I went on to explain five ways that Investing is NOT gambling:

The odds are actually in your favour

In a casino, the game with the best odds is typically Blackjack, where the house usually has an edge of one per cent or less. Craps has similar good odds, depending on the casino. But an edge is still edge: the casino will do better than you will, on average. With stocks, though, you have the edge. Stocks rise more than they fall, and over time even an average buy-and-hold investor should make money. There is a risk premium to equities, and this is your edge: Because stocks can be very volatile, you get paid to own them, through higher investment returns.

Research will overpower luck

Yes, there are some gambling games that require some skill. Bluffing in poker can make you a lot of money, if you are good at it. However, most games come down to luck. Even a great poker player is not likely to win without some nice cards now and again. Many games, such as roulette, are all luck. You can study prior numbers all you want, but the odds of hitting "your" numbers are still not going to change. Not so with investing: Proper research and due diligence makes it far more likely you will have successful investments. Sure, investors can get lucky as well, but research will give you that extra edge, and provide even more investment gains. Stock selection is not — and never should be — just flipping a coin and buying a random stock.

The longer you invest, the better you will do

Vegas doesn’t get all of its glitzy, fancy hotels by giving away more money than it takes in. With the odds favouring the casino, if you gamble long enough you are going to lose money. You might have some short-term winning streaks, but eventually the longer you play the more likely it is that you will end up short of cash. It is, simply, mathematics. But with the stock market, time is your absolute best friend. The longer you invest, the more likely you are to win. With markets at record highs, every single market index buyer who hasn’t sold has now made money. One can certainly never say every single tourist in Vegas has made money!

Stocks are not a zero-sum game

Generally, in most forms of gambling, if you "win", someone else "loses", whether it is another player, or the house. Only one player gets the pot in poker (well, sometimes it is a tie), and everyone else loses all their bets in that round. The house also might take a cut. But with stocks, true shareholder value can be created. Certainly, investors can "lose" when they sell a stock at a loss. But if a growing company sees its shares rise from $10 to $100, then true wealth has been created on a net basis. Despite some winners and losers along the way, the entire company is worth more than it was before. In Vegas, some will go home winners but most will go home empty-handed, which is completely different from a company generating long-term shareholder value through growth and competent reinvestment of profits.

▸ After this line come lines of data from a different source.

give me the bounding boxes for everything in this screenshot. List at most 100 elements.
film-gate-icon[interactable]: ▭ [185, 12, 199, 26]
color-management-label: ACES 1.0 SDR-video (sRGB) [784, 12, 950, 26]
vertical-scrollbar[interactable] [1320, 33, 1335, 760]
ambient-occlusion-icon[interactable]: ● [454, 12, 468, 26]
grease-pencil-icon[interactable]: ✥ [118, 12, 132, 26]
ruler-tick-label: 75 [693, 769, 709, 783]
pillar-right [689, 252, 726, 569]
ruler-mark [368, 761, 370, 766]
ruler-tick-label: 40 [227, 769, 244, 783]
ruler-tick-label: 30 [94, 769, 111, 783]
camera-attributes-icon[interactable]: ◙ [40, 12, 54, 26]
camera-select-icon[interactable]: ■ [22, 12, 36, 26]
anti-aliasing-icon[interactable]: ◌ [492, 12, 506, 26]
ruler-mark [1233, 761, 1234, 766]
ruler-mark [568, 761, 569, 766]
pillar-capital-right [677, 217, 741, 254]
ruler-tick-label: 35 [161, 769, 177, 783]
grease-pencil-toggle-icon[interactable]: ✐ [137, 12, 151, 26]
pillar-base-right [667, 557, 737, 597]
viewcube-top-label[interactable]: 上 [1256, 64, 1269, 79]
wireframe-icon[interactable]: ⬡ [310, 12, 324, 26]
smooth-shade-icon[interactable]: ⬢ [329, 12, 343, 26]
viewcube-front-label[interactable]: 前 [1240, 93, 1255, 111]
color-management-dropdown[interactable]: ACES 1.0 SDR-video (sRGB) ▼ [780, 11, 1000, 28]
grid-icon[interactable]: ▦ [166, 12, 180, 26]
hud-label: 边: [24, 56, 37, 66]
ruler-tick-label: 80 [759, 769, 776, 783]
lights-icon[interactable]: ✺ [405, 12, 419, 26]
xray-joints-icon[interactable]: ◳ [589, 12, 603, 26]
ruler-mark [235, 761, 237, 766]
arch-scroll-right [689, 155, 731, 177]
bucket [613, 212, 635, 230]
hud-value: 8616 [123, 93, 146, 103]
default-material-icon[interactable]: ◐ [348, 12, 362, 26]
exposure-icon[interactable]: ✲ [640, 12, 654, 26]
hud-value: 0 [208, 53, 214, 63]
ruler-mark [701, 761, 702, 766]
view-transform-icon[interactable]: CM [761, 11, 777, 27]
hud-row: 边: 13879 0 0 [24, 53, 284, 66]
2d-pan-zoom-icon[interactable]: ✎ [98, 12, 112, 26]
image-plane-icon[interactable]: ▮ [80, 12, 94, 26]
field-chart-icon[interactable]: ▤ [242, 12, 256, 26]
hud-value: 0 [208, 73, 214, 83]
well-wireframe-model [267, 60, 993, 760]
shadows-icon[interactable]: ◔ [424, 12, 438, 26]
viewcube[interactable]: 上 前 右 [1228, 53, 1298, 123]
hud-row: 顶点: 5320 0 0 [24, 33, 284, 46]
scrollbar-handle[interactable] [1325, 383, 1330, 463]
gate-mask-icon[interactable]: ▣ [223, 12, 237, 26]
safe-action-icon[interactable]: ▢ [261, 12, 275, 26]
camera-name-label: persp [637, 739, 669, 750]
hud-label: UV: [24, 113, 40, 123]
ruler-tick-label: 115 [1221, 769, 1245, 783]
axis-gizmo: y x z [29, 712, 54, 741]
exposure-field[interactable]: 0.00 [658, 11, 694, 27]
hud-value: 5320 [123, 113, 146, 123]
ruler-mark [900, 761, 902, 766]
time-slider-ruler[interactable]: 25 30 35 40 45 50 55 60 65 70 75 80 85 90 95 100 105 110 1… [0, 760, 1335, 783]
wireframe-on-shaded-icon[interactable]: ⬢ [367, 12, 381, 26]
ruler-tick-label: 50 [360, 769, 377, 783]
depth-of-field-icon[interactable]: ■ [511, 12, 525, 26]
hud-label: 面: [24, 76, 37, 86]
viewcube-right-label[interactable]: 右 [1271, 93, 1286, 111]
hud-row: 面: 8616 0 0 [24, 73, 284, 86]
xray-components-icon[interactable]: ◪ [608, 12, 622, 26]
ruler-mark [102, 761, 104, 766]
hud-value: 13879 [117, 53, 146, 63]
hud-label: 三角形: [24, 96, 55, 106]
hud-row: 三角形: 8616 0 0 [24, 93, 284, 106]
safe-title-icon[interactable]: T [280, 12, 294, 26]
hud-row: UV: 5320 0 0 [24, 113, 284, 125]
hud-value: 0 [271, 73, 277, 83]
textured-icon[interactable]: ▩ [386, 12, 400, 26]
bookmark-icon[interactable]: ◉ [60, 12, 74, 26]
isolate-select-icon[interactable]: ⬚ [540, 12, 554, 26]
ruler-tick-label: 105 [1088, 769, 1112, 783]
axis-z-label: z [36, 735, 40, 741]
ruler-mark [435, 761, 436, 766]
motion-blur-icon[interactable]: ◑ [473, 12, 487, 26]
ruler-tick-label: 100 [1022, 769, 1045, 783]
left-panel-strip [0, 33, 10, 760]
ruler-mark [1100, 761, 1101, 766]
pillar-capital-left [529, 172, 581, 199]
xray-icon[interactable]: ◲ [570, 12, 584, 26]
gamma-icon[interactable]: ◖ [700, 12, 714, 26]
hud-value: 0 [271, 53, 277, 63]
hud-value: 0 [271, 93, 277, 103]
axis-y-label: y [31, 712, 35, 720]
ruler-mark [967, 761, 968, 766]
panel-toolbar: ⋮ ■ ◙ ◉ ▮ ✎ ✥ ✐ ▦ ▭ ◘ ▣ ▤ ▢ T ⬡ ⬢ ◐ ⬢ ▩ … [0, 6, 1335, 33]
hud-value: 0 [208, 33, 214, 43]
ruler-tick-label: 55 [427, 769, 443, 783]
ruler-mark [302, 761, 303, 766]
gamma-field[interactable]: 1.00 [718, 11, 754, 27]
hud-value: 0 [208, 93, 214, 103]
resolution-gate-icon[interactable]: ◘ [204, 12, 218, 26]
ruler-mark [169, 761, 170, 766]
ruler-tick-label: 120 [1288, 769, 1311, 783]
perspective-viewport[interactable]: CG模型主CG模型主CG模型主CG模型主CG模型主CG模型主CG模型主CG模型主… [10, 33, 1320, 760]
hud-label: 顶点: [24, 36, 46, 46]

Borrowing can be beneficial

When gamblers get themselves into trouble, it is almost always because they have borrowed money in order to keep on gambling. Because of the above-noted points, borrowing money essentially just puts you into a big hole a lot faster. Again, you could get lucky, but more likely you just get broke. Depending on the character of the people you are borrowing money from, you might just find yourself in a lot of trouble. But, borrowing to invest is different. For one, you can deduct investment interest from your taxes (try that with your gambling loans). But really, it is the prior points and time frame that matter. Over time, your investment returns are very likely to exceed your loan costs, and you will be wealthier than you would have been without borrowing money, unlike hiding from Louis the Loan Shark which is where you will likely be with your money borrowed to gamble with.

After our discussion, my son conceded that some of my points made some sense (a big win for a dad in a discussion with a teenager). I thought I had won this conversation. But then he said, “Thanks Dad, but professional gambler still sounds way cooler, so I will probably just keep saying that when my friends ask me what your job is.”